A so-called implant passport, which was introduced in Germany on 1st October 2015, will also become mandatory across the EU. All patients with active implants, heart valves, non-absorbable vascular prostheses and stents, knee and hip joint replacement implants, vertebral body replacement systems, intervertebral disc prostheses and breast implants will be required to carry one (source: BVMed).

Unannounced audits at manufacturers are mandatory

The new legislation requires medical devices to be traceable. Each device will be given a UPI (unique product identifier) that identifies the manufacturer from whom the devices are purchased. Since March 2014, Notified Bodies need to demonstrate that they conduct unannounced factory inspections at the manufacturer's premises. The revised EU medical device legislation now makes this mandatory. “This was our main concern,” says MEP Peter Liese.

Approval expert calls for a more precise description of the requirements regarding application submission

The new texts will contain a precise description of the application procedure for class IIb and III products. “Details are still being discussed, but the principle will remain the same,” says Liese. René Betz, an approval specialist, believes that the MDR will bring more clarity to the preparation of technical documentation. Betz manages the Department of Regulatory Affairs at Metecon, a company from Mannheim that focuses on the approval of medical devices and related areas. Metecon’s customer base is mainly small and medium-sized medical device manufacturers. Betz further reports that the recommendation made by the European notified bodies (NB-Med 2.5.1.) was included in the initial proposal. It both concretises and interprets the approval requirements, which Betz considers is very helpful for manufacturers that mainly supply the German-speaking market.

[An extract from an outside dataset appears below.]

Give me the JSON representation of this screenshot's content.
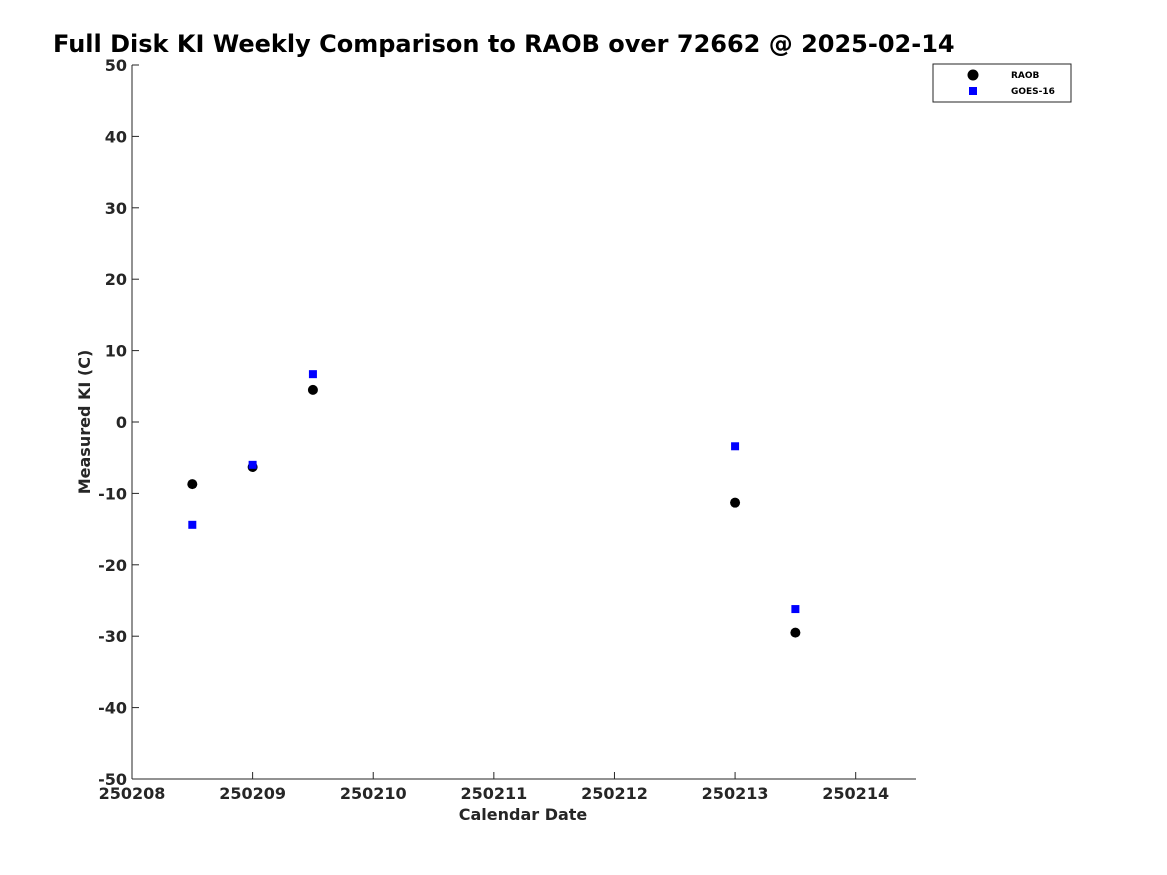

Adoption of the MDR will also have consequences for Eudamed, the European Database on medical devices and in-vitro diagnostic devices. The revised database will provide more data and wider accessibility. According to Liese, practical implementation under direction of the EU Commission presents a huge challenge, which is why the MEPs are calling for an at least 1-year transition period for manufacturers to comply once the MDR has become effective.

Some contentious issues have not yet been raised

Some contentious issues have not yet been discussed in the trialogue meetings. One is the Council of Ministers’ plan to subject specific product groups to a stricter regime than would be appropriate for their class, e.g. requiring the application of class III instead of class IIb regulations. Another unresolved issue concerns the provision to safeguard existing standards. A manufacturer liability insurance compromise has been found. It is hoped that this insurance will reinforce patient rights in the case of faulty products.

Solution for reusable instruments still outstanding

The problem relating to reusable surgical single-use instruments such as scalpels and scissors is still outstanding. The EU Council of Ministers plans to transform class I products into class II products, an idea that the Council of Ministers emphatically rejects. “We are working to find a compromise,” says Liese, admitting that he cannot foresee this happening. Liese explains the problem: The Council of Ministers argues that single-use instruments cannot be adequately sterilised in hospitals, which is why manufacturers need to amend the instructions for use with information on how single-use instruments can be adequately sterilised. To keep the issue in check, the Council contends that class II regulations need to be applied to class I devices. Liese finds this requirement rather odd.